Facebook suspends face mask ads to stop traders exploiting coronavirus fears

Amazon isn’t the only tech giant attempting to fight price gouging practices.
Written by Charlie Osborne, Contributing Writer

Facebook is temporarily suspending ads for medical face masks to hamper traders seeking to cash in on the spread of the novel coronavirus.

Over the weekend, Facebook's chief of trust and integrity for ads and business products, Rob Leathern, said the social media giant is "banning ads and commerce listings selling medical face masks."

See also: As coronavirus challenges mount, WHO's reputation is being hijacked for data theft scams

Due to roll out in the coming days, the blanket ban will impact products described as medical devices and face masks, of which are now in short supply. 


"We're monitoring COVID-19 closely and will make necessary updates to our policies if we see people trying to exploit this public health emergency," Leathern said. 

Masks of every form, whether for dust, spray painting, or medical purposes, are being snapped up worldwide by those concerned about contracting COVID-19, and as demand increases, so have prices. 

Wearing a face mask is no guarantee that you will not contract the illness, which may lay dormant for several weeks. The World Health Organization (WHO) recommends that they are only used if you are caring for someone with a suspected case of COVID-19 or you are either coughing or sneezing. 

Maintaining basic hygiene standards, such as washing your hands, is recommended.

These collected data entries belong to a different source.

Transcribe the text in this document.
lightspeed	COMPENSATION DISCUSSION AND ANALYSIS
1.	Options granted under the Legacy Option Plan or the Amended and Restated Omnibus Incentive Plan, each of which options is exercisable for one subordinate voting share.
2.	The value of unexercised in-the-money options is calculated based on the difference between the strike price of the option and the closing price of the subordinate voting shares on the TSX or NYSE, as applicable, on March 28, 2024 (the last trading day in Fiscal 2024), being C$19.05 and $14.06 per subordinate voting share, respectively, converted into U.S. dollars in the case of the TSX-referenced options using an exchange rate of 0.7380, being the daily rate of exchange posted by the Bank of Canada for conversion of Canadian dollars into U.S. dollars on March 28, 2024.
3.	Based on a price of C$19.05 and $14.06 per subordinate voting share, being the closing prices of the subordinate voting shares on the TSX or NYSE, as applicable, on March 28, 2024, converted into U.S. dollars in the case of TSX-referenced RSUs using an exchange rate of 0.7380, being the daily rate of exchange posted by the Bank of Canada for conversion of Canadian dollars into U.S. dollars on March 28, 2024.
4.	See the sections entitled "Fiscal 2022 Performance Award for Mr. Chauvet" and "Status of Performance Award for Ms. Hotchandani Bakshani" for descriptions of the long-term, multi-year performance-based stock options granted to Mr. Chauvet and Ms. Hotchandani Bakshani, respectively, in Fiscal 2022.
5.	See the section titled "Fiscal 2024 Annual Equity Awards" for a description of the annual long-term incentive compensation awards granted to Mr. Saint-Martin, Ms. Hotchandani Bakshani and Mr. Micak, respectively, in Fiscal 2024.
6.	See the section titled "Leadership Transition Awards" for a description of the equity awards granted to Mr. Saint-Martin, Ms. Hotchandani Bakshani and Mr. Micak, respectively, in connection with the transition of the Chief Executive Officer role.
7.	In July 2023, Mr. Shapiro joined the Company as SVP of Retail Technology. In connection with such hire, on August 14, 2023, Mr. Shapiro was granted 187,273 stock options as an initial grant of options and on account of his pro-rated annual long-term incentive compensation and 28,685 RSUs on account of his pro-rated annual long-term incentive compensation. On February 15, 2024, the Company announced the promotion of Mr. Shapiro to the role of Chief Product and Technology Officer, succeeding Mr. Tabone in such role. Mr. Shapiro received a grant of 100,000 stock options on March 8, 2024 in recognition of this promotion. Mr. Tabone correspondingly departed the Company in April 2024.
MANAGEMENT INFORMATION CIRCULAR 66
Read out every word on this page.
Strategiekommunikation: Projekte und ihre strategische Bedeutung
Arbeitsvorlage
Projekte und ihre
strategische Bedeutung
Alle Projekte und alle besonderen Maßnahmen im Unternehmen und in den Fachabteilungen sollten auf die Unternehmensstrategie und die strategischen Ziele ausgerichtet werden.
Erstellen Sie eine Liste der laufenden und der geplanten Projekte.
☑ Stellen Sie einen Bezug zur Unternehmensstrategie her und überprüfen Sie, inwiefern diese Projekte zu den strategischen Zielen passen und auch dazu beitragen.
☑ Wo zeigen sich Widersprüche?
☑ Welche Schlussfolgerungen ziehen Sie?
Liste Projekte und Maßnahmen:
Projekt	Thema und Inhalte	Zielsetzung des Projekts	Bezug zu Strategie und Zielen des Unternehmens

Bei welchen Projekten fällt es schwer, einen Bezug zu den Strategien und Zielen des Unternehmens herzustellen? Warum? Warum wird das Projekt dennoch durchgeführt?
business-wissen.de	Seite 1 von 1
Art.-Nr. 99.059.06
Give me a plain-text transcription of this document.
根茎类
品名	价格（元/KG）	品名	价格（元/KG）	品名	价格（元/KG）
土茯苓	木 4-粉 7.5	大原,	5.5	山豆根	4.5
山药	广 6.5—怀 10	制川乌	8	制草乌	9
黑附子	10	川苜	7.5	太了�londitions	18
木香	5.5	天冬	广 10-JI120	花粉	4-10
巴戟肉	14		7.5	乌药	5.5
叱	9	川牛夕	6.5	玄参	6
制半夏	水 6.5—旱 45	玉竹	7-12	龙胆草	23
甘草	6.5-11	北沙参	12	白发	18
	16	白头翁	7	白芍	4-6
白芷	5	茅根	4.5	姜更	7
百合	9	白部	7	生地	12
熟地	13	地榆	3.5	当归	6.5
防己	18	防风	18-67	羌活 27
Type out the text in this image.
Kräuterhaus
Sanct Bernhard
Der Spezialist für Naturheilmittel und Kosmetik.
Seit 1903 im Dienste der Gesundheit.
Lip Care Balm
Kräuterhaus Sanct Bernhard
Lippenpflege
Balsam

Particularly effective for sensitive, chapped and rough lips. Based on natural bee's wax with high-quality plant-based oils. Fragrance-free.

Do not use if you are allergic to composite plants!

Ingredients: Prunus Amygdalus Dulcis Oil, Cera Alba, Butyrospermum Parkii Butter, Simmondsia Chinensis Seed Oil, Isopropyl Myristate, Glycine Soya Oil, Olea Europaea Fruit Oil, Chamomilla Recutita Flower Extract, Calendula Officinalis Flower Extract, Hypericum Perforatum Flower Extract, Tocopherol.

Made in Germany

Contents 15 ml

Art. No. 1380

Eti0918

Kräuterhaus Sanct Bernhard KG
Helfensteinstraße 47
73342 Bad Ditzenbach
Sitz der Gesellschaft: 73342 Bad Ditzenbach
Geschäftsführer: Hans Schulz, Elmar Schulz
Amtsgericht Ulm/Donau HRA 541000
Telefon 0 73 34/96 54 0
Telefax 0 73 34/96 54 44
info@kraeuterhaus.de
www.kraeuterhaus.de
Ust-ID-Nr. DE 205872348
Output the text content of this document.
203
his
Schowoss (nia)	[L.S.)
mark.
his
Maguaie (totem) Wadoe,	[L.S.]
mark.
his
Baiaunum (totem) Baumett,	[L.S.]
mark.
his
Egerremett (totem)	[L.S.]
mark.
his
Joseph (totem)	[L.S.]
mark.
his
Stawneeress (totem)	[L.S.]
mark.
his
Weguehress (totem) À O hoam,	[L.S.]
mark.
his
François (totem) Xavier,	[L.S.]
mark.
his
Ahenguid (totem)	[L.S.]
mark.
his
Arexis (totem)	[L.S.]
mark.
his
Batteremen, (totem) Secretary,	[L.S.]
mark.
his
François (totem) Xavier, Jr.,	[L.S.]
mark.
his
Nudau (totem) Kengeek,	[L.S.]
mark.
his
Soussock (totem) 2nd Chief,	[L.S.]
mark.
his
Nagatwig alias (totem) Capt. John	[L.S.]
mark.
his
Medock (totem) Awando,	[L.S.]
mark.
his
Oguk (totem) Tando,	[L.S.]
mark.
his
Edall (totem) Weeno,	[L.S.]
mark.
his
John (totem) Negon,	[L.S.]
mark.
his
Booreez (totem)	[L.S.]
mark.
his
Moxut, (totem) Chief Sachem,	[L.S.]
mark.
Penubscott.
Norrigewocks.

A number of companies are also asking staff to work from home in an effort to contain the spread. 

As panic-buying of products including toilet paper, medicine, masks, and hand sanitizer leaves shelves empty, e-commerce platforms including Amazon have a fight on their hands to deal with a different issue -- price gouging. 

CNET: Coronavirus and COVID-19: Everything you need to know

In recent weeks, Amazon has removed over one million products from its website to stop third-party vendors from profiting due to coronavirus concerns. 

Problems have included price surges for basic items including masks and sanitizer gel, as well as inaccurate descriptions for products which may suggest to customers they either prevent or cure the illness. 

Facebook and Twitter are also working to prevent the spread of false information, including fake cures, statistics, and rumors of the novel coronavirus' origin. The WHO has branded the situation an "infodemic."

TechRepublic: Coronavirus: What business pros need to know

At the time of writing, the number of confirmed novel coronavirus cases has surpassed 110,000 worldwide, with over 3,800 deaths. The majority of cases are in China, followed by South Korea and Italy. 

Italy has introduced a quarantine in the areas most affected, but flights are still available in and out of Milan. The UK government is chairing an emergency Cobra meeting today.